Setelah anak cukup umur untuk mengenal makanan selain ASI, barulah Anda dapat memberikan makanan menggunakan alat makan khusus. Lalu, seperti apa cara yang tepat untuk memberikan makanan bagi anak-anak dengan kondisi ini?

Tips menyusui bayi dengan bibir sumbing

Biasanya, celah bibir baru bisa dioperasi mulai usia 6 bulan. Selama menunggu waktu itu tiba, anak tentu harus menyusu terlebih dulu.

Bayi dengan bibir sumbing biasanya menelan lebih banyak udara ketika menyusu karena mulutnya tidak dapat menutup dengan sempurna. Akibatnya, bayi akan lebih sering bersendawa atau memuntahkan kembali ASI yang telah tertelan.

Bagi orangtua yang memiliki anak dengan bibir sumbing, penyesuaian cara makan sudah harus dimulai sejak bayi. Berikut adalah beberapa tips yang disarankan untuk ibu yang menyusui secara alami:

  • Ibu perlu menyesuaikan puting dan payudara agar menutupi celah pada bibir, langit-langit mulut, ataupun gusi bayi. Setiap bayi memiliki kondisi bibir yang berbeda, jadi ibu harus berusaha mencari posisi yang paling tepat.
  • Jika bayi kesulitan menyusu, berikan jeda waktu menyusui selama 10 menit per sesi. Anda dapat melanjutkan kembali setelah bayi tampak lebih nyaman.

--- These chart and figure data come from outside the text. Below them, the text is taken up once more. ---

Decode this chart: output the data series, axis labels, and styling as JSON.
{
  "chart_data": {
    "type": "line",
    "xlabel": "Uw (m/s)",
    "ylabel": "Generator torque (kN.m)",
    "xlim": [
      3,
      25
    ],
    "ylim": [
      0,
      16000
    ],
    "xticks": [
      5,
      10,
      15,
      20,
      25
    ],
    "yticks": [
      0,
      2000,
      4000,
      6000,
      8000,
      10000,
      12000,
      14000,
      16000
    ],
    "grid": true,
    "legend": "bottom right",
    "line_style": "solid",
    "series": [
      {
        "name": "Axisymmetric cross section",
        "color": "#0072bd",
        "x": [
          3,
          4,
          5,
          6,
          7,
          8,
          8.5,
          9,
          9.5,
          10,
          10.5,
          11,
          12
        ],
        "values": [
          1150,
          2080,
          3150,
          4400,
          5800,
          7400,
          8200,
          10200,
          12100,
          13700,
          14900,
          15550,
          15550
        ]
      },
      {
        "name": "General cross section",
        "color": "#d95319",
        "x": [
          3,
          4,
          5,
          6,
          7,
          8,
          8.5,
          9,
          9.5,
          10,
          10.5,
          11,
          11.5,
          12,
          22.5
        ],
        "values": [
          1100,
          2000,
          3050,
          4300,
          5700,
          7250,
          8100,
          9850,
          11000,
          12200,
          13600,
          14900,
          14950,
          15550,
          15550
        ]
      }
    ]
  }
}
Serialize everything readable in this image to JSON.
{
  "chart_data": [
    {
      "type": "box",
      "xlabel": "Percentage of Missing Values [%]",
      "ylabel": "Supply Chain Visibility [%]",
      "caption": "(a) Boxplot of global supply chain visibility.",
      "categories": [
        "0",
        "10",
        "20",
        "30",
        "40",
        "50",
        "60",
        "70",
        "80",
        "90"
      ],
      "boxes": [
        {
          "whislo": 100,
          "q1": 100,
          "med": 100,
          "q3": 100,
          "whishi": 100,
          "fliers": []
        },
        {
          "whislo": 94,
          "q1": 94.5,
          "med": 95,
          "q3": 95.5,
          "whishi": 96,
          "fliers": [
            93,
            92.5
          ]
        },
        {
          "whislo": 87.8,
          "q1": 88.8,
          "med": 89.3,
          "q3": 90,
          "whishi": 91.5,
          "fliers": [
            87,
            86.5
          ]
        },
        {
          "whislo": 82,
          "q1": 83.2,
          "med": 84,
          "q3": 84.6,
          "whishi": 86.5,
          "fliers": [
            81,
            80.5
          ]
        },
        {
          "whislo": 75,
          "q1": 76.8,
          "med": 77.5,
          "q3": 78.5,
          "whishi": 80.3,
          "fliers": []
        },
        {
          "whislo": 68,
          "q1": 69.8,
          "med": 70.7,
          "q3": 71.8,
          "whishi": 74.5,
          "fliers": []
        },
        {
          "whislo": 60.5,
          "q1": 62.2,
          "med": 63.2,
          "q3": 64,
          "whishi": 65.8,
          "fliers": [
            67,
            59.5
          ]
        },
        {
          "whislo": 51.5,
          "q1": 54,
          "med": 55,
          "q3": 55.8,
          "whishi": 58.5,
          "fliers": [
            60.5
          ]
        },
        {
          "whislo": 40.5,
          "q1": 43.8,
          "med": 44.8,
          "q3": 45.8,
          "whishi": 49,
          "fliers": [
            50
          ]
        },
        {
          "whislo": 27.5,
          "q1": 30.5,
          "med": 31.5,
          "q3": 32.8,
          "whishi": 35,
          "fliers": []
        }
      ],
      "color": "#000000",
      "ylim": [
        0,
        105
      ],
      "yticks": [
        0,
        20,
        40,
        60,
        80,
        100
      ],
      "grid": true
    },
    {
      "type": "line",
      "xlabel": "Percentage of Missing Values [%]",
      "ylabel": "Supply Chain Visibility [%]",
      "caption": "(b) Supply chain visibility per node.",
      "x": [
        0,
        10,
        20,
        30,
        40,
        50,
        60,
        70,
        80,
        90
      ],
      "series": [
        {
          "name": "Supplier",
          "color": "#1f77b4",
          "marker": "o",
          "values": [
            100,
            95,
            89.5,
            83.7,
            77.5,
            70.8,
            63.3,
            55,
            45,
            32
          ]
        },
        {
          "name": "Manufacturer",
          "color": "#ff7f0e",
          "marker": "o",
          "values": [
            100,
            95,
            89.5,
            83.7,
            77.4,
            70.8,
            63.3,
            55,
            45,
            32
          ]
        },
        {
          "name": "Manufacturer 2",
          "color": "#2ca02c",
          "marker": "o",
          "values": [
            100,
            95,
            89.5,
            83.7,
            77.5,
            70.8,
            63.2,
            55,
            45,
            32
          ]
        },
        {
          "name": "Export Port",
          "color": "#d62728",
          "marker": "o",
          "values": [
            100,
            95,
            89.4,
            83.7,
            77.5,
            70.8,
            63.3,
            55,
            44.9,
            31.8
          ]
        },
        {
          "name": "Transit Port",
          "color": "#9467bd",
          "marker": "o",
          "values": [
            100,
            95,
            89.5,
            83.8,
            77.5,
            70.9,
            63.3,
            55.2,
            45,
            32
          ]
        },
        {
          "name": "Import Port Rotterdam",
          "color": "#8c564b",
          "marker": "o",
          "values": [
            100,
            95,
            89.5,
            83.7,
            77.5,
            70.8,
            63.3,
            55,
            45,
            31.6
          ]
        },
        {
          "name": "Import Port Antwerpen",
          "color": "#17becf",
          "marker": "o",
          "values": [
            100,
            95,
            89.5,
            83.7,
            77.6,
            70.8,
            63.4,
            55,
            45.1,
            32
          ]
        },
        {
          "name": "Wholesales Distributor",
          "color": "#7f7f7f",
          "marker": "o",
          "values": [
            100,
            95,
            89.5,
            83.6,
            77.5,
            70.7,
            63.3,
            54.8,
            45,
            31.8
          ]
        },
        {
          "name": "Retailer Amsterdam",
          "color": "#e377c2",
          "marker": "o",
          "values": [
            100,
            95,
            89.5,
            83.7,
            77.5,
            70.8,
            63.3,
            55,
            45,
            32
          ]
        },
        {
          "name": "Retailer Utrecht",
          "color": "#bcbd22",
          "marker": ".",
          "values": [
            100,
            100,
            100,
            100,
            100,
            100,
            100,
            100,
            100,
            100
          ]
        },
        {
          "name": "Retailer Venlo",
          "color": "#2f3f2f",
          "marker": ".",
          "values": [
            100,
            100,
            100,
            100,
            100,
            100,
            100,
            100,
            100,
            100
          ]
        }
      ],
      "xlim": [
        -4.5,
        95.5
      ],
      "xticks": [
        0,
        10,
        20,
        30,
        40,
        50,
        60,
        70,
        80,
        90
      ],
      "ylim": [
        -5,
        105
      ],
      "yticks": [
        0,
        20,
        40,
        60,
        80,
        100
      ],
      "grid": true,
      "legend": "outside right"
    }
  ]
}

Sementara bagi ibu memberikan susu dengan botol untuk anak dengan bibir sumbing, berikut adalah beberapa hal yang perlu dipertimbangkan:

  • Gunakan botol khusus yang diperuntukan bagi bayi dengan bibir sumbing.
  • Posisikan bayi hingga tubuhnya setengah duduk untuk mencegah cairan masuk ke dalam hidungnya. Jagalah agar kepala, leher, dan pundaknya membentuk garis lurus.
  • Biarkan bayi mengisap susu dari botol selama beberapa menit. Jika bayi tampak tak nyaman, lepaskan botol sejenak hingga ia bernapas kembali dengan normal.
  • Batasi waktu menyusui selama 30 menit. Setelah itu, berikan jeda selama 10 menit agar bayi bisa bersendawa.

Cara memberi makan anak balita dengan bibir sumbing

memberi makan bayi pertama kali

Sebagian bayi sudah dapat menjalani operasi bibir sumbing sebelum berusia 6 bulan. Akan tetapi, ada pula kasus bibir sumbing yang lebih parah, di mana operasi baru dapat dilakukan setelah anak berusia 12-18 bulan.

Pada kasus seperti ini, Anda perlu memberikan makanan pendamping ASI hingga anak cukup umur untuk menjalani operasi.

Walaupun menjadi tantangan tersendiri, Anda dapat memberi makan anak dengan bibir sumbing lewat tips berikut:

  • Membantu memosisikan anak agar duduk tegak selama makan.
  • Menggunakan sendok dengan cekungan yang tidak terlalu dalam untuk memudahkan anak saat makan.
  • Memberikan makanan bertekstur lumat seperti buah yang telah dihaluskan, bubur tim saring, dan bubur sumsum.
  • Ketika anak berusia 12 bulan, Anda dapat memberikan makanan dewasa seperti balita pada umumnya. Namun, buatlah teksturnya menjadi lebih lunak.
  • Mengenalkan berbagai rasa makanan sedikit demi sedikit agar anak terbiasa makan.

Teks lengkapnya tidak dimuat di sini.